(1.) The appellants are sons and successors in interest of the holder of a mortgage dated 23 October 1916, on which he brought a suit on 7 February 1930, and obtained a preliminary decree dated 14 July 1930, and final decree dated 18th January 1932. He put the property to sale on 9 February 1932, and got delivery of possession on 19 June in the same year. The principal respondent had taken two mortgages, one dated 3 February 1914, and another dated 18 April 1915, secured on a number of properties including that in respect of which the appellants are interested. He brought his suit on 5 June 1922, impleading his mortgagors and the present appellants father in the capacity of a puisne mortgagee. The latter resisted the suit, and on 10 March 1927, the respondent abandoned his claim and suffered it to be dismissed so far as the appellants father was concerned, but obtained a compromise decree against the mortgagors for sale not of all the properties comprised in the mortgage, but of certain of these properties only others being exempted. Later he moved the Court to review the decision in so far as its effect was to dismiss the suit against the appellants, but the application was not granted.
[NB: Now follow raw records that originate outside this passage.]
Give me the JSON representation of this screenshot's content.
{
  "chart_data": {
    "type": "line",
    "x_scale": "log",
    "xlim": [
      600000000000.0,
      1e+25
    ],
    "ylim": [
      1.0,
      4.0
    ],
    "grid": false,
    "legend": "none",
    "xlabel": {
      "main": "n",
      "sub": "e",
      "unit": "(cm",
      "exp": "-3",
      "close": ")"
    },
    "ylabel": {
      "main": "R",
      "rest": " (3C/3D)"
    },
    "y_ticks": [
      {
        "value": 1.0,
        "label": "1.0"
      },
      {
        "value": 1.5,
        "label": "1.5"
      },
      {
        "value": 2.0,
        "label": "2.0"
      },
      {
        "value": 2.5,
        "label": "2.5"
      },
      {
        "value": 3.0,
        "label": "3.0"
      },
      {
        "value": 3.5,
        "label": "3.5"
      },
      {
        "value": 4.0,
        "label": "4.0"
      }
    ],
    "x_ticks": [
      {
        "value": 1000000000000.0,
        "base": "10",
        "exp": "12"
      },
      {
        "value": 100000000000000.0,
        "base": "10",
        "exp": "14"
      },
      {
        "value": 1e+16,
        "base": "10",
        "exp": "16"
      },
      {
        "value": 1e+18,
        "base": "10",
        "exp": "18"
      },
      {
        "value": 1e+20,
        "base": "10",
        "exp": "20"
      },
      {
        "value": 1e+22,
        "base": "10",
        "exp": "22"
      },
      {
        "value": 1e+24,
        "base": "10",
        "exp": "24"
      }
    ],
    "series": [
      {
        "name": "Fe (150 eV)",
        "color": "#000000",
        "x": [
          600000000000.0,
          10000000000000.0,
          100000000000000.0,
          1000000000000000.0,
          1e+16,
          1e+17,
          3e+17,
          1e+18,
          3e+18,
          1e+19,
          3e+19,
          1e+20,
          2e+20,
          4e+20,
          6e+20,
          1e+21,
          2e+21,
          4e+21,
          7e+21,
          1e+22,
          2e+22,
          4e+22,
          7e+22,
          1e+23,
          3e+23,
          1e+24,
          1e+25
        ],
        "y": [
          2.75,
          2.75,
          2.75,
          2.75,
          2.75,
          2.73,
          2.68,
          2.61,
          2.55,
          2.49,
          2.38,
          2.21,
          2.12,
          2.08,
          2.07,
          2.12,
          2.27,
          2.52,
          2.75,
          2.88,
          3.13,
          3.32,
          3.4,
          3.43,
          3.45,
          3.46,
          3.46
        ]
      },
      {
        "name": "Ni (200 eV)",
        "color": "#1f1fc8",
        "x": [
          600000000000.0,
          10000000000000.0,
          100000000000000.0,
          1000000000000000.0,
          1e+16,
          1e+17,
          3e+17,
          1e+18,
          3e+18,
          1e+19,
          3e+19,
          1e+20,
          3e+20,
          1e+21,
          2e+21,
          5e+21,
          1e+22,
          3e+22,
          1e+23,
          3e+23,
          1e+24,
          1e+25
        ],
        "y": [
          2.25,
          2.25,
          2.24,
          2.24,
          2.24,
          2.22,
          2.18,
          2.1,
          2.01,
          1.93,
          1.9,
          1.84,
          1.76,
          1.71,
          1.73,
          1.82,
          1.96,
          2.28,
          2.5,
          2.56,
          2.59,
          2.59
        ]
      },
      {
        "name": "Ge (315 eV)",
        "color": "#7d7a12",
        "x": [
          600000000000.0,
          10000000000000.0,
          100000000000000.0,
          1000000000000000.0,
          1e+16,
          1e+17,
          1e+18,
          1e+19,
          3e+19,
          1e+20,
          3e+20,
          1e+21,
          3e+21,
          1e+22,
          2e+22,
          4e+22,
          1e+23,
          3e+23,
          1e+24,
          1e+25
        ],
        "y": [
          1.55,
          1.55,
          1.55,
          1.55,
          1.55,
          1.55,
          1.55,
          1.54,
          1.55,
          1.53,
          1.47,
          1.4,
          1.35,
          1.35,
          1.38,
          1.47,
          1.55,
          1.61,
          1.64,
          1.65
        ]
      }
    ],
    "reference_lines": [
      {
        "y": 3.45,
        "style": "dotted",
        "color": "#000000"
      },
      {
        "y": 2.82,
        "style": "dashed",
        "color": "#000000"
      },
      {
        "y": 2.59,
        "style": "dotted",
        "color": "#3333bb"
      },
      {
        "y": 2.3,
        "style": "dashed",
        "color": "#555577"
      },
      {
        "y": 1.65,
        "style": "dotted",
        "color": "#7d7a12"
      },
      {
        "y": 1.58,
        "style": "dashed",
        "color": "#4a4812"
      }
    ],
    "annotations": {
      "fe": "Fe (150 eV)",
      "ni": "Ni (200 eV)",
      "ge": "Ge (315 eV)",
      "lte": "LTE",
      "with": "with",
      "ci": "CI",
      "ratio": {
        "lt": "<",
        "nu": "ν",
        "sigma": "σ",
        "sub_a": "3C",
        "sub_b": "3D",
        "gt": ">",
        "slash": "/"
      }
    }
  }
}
The respondent took his final decree on 10 January 1931, and requested the Court to expunge the name of the present appellants from the record. This was refused and the name of the appellants, therefore, remains as the name of a party against whom the suit has been dismissed.
(2.) In 1932 the respondent put his decree into execution. At that time he asked the Court to notify in the sale proclamation the appellants encumbrance, but at a later stage of the proceedings this was withdrawn, and he is now seeking to put the property up for sale without any reference to any right or claim of the appellants. The latter objected that the property which it was sought to be put up for Sale was their property and could not be sold in execution of the respondent's decree. The respondent opposed this objection contending, first, that the appellants not being judgment debtors had no locus standi to contest the application; secondly, that the application was not maintainable as it was not an application relating to the execution, discharge or satisfaction of the decree but one going to the root of the decree itself; and, thirdly, claiming that the mortgage of the respondent and decree passed thereon had priority over the mortgage decree and auction-purchase of the appellants and that the property should be sold free from any encumbrance in favour of the appellants.
(3.) The Subordinate Judge has held, first, that the appellants are still parties to the suit notwithstanding that it has been dismissed as against Basant, and, therefore, the first objection of the decree-holder against the maintainability of the objection failed. The Subordinate Judge next held that the application of the objector was an objection to the whole decree and, therefore, did not come within Section 47, as a question relating to the execution, discharge and satisfaction of it.